SEN VE BEN/10. BÖLÜM



       Üç ay sonra…

      Hemen hemen her gün annemle babamın işyerine gidiyorum. İşleri epeyce öğrendim. Yıllardır annemin ve babamın güvendiği Ali Amca bana çok yardımcı oluyor. İlk zaman çok korkmuştum çünkü hiç tecrübem yoktu hatta iş yerini devretmeyi bile düşündüm ama Ali Amca “Birçok genç böyle iş yeri açmak ister ama imkanları olmaz. Sen bilirsin ancak bir denemeden vazgeçme derim. Zaten iş kendi kendine yürüyor ben hep yanındayım” deyince gerçekten denemeye karar vermiştim. Yeni şeyler öğrenmek, başarmak hoşuma gitmişti. Yıllarca özlediğim özgürlüğüme tam anlamıyla kavuşmuştum. Her şeyi kendim istediğim için yapıyordum. 
      Okulda da kendime yeni arkadaşlar bulmuştum. Ancak yıllarca annemin arkadaş edinmeme engel olması benim arkadaş edinmemde biraz çekimser güvensiz olmama neden oluyordu ama zamanla bu sorunumu atlatacağımı da biliyordum.
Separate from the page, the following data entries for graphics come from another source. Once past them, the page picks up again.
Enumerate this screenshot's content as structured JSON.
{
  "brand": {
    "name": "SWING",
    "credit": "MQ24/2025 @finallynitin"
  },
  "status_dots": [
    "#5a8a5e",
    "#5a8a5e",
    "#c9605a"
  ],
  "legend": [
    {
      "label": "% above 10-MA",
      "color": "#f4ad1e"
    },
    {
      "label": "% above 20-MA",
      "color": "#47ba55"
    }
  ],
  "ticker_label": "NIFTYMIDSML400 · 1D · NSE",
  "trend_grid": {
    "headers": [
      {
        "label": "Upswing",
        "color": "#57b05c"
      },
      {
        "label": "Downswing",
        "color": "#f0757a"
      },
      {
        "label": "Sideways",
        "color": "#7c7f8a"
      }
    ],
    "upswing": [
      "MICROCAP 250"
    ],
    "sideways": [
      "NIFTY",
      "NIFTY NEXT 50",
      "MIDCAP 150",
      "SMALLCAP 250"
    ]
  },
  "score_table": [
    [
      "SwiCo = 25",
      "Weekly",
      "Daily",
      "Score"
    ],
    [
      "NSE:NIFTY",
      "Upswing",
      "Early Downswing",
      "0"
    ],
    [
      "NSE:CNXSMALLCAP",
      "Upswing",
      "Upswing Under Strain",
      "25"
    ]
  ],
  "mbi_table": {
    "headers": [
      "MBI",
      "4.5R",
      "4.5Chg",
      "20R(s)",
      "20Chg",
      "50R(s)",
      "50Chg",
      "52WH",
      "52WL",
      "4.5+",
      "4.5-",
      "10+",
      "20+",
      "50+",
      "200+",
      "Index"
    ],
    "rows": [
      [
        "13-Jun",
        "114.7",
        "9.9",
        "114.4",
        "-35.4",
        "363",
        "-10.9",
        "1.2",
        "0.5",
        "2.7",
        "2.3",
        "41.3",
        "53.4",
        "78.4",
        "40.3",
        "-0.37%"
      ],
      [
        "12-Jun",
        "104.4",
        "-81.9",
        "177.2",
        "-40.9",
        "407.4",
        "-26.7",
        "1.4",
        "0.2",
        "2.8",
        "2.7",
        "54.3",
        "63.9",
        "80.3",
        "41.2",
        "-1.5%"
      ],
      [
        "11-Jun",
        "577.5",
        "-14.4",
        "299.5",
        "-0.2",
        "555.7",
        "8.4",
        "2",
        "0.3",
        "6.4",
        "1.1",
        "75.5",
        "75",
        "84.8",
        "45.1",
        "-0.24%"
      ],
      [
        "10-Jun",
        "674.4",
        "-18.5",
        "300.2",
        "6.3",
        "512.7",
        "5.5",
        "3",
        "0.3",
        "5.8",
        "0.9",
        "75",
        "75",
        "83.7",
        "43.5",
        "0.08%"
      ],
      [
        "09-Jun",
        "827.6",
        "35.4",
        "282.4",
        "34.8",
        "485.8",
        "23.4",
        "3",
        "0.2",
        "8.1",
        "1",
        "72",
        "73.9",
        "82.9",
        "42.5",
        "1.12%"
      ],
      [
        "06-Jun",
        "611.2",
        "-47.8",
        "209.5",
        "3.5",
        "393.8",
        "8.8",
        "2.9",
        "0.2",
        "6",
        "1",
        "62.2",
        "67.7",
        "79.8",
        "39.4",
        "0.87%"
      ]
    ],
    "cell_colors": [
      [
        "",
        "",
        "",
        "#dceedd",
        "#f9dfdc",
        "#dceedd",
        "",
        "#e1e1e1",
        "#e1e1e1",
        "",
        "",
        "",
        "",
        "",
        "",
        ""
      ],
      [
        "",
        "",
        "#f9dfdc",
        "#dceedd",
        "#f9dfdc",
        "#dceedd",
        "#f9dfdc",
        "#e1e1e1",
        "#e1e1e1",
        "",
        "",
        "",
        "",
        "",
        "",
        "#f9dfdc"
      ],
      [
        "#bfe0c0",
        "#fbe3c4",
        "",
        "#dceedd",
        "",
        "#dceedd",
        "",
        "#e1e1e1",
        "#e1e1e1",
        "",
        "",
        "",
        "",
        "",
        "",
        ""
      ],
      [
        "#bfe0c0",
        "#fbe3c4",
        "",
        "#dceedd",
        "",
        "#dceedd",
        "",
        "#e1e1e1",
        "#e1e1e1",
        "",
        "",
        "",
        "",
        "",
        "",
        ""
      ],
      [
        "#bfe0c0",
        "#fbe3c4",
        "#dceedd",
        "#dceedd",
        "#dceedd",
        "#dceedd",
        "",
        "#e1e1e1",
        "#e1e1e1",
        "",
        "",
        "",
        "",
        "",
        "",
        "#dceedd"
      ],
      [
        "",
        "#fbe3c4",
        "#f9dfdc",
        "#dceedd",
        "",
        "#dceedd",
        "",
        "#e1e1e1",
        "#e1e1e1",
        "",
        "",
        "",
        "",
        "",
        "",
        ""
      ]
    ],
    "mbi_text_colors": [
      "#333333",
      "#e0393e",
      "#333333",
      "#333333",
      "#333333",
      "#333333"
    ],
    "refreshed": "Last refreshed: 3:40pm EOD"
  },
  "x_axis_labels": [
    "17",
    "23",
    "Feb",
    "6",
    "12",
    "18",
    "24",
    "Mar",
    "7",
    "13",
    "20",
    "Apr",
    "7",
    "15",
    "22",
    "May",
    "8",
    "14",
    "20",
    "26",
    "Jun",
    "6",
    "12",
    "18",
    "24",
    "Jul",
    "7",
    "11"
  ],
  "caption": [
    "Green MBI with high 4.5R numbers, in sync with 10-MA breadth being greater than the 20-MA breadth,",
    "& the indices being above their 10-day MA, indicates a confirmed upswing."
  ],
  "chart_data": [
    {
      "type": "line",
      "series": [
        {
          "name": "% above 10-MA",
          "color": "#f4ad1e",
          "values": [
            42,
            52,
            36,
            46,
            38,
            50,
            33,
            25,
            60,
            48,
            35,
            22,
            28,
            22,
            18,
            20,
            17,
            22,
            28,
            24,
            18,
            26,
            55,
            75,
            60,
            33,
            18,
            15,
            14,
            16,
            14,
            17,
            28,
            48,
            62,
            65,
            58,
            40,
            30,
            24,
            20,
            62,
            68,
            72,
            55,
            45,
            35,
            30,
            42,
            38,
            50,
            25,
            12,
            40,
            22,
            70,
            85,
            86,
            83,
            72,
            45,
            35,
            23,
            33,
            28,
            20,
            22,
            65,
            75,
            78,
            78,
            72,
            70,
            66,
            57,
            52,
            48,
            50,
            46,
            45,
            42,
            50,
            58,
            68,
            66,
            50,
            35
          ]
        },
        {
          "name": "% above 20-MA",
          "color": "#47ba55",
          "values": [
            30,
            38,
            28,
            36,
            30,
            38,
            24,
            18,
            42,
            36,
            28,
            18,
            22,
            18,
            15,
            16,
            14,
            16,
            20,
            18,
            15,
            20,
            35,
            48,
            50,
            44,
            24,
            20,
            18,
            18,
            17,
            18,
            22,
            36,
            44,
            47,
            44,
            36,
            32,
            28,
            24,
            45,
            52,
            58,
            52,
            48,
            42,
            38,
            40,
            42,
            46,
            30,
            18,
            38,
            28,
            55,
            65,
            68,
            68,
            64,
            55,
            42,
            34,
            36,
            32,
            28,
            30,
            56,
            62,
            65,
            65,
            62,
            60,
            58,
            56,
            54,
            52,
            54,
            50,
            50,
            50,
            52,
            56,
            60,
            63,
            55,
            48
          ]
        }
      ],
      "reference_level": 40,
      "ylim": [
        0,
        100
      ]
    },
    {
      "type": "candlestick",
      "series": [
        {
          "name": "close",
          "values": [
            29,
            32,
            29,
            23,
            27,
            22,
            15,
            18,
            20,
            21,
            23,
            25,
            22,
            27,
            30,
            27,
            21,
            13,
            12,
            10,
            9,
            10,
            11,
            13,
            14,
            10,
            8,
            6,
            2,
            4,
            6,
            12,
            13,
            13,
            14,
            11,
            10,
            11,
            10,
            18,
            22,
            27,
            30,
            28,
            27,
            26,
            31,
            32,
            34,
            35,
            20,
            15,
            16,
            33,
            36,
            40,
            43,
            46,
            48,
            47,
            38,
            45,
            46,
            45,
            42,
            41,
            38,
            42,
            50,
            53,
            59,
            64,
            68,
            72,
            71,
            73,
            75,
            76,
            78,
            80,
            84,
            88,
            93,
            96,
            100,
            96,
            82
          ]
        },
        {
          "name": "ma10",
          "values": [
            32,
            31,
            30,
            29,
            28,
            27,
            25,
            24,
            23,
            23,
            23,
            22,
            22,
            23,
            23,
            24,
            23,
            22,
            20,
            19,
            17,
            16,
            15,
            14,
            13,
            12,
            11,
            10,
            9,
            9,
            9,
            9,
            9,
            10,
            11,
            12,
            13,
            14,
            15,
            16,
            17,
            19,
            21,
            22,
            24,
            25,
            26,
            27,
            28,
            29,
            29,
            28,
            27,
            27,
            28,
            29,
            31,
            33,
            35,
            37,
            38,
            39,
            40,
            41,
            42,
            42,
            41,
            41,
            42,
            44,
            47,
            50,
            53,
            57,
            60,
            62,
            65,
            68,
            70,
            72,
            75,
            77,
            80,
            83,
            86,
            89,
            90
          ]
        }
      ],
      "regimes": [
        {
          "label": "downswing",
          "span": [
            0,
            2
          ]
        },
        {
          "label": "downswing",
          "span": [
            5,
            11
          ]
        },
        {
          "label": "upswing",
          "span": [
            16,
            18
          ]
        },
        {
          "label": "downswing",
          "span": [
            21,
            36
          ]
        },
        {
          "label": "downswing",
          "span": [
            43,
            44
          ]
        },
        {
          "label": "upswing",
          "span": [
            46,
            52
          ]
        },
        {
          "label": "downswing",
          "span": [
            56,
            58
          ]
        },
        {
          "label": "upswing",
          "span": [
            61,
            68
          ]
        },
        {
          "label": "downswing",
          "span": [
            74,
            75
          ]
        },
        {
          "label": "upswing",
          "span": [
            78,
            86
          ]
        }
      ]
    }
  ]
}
Sadece şunu biliyordum hem okulda hem de okul dışında onlarla olmak çok hoşuma gidiyordu. Özellikle de onunla olmak…
   Adı Hakan, aynı bölümdeyiz. Masmavi gözleriyle bugüne kadar gördüğüm en yakışıklı en karizmatik çocuk o sanki. Ha birde en kendini beğenmişi en ukalası demem de gerekiyor sanırım. Çünkü biliyor kendinin ne kadar yakışıklı olduğunu ve tüm kızların onun ağzının içine baktığını. O da bunu kullanıyor tabii. Kaç kere şahit oldum kızlar için “İstediğim kızı tavlamam için bir saat yeter” tarzında arkadaşlarıyla iddiaya girdiğine. Ama hem aynı bölümdeyiz hem de grup arkadaşlarımın içinde o yüzden sık sık bir araya geliyoruz. Ona bakınca eriyorum ama beni görmüyor bile. Diğer kızlara bakıyorum çok çekici çok seksi giyiniyorlar. Ben ise bugüne kadar hiç seksi olmak için uğraşmamıştım. 
    Onu tanıdıktan sonra aynaya daha sık bakar oldum. Hafif etine dolgun mavi gözlü bir esmer güzeliydim. Ama artık o diğer kızlar gibi görünmek için değişime ihtiyacım vardı. Hemen okul sonrası soluğu önce kuaförde aldım. Saçlarımı mavi siyahına boyattım.  Kaşlarımı düzelttirdim. Gözlerimin maviliği daha da ortaya çıkmıştı. Bu görüntümü, değişimi çok beğenmiştim. Makyaj yapan biriydim ama güzellik uzmanından kendime yakışan makyaj hilelerini öğrenip daha seksi görünmeye özen gösterdim. Kıyafetlerimde de de değişimler yarattım. Amacım Hakan'ı etkilemekti. Yani zaten bana gel dese koşa koşa giderdim ama gururuma da yediremezdim.
     Bugün okula başlamamızın üstünden tam bir ay geçmişti. Tüm organize işlerinin başında gelen Emir “Bugün tanışma ve kaynaşma partisi var geleceğin doktorları hepiniz davetlisiniz. Cebine güvenen gelsin ama. Sahilde küçük bir bar var ama çok sevimlidir ortamı. Arkadaşım çıkıyor gitarıyla büyülüyor herkesi. Saat sekizden sonra oradayım gelecekler adını yazdırsın ki masayı ayırtacağım” demiş ve tek tek isim için yanımıza gelmişti. Ben de uzaktan Hakan'ı izliyordum. Bölüm dışından bir kızla konuşuyordu. Çokta samimi görünüyorlardı. Kız resmen Hakan'ın ağzının içine düşüyordu. Bizim çapkının da hoşuna gidiyor karşılık veriyordu tabii. Birden Emir'e “İki kişi bizi de yaz Emir!” Deyince partide yalnız olmayacağını anlayınca biraz üzülmüştüm ama yapacak bir şey yoktu sırf onu görmek için bende gidecektim.